Jakiś czas temu Jerzy Synowiec zwrócił uwagę na problem dotyczący koczujących bezdomnych w zaniedbanym budynku znajdującego się przy ulicy Kazimierza Wielkiego. Sytuacja nadal nie uległa zmianie.
Jerzy Synowiec, miejski radny z Gorzowa, postanowił podjąć zdecydowane działania mające na celu rozwiązanie tej palącej sytuacji. W centrum jego uwagi znalazła się willa przy ulicy Kazimierza Wielkiego.

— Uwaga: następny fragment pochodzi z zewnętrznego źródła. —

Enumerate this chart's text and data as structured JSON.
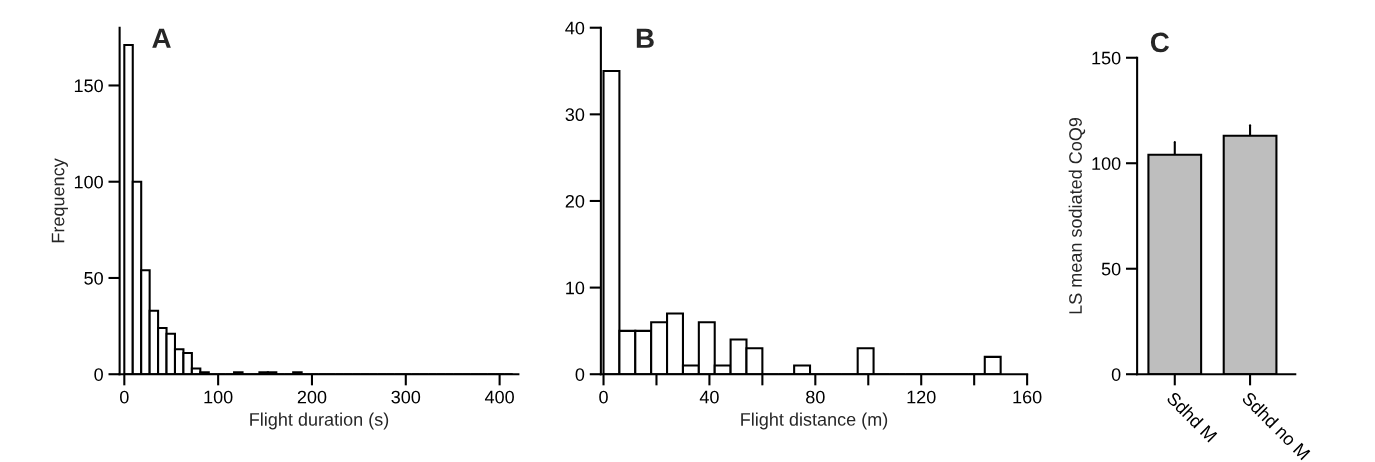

Radny zaniepokojony obecnym stanem budynku skierował pilną prośbę o pomoc do prezydenta Gorzowa, uznając, że sytuacja wymaga natychmiastowej interwencji. Problem opuszczonego budynku to nie tylko kwestia estetyki miasta, ale przede wszystkim zagrożenia dla bezpieczeństwa mieszkańców.
Zobacz też:
O interwencje w tej sprawie zwrócił się inny miejski radny – Grzegorz Ignatowicz. Który napisał interpelacje.
W imieniu mieszkańców ulicy Kazimierza Wielkiego zwracam się z prośbą o mobilizację służb w celu zaopiekowania się bezdomnymi bytującymi w opuszczonym domu zlokalizowanym przy Kazimierza Wielkiego 37. Zaniedbany budynek grozi zawaleniem, czym bezpośrednio zagraża życiu i zdrowiu przebywających tam osób, a ich obecność w znacznym stopniu utrudnia życie sąsiadom – czytamy w interpelacji.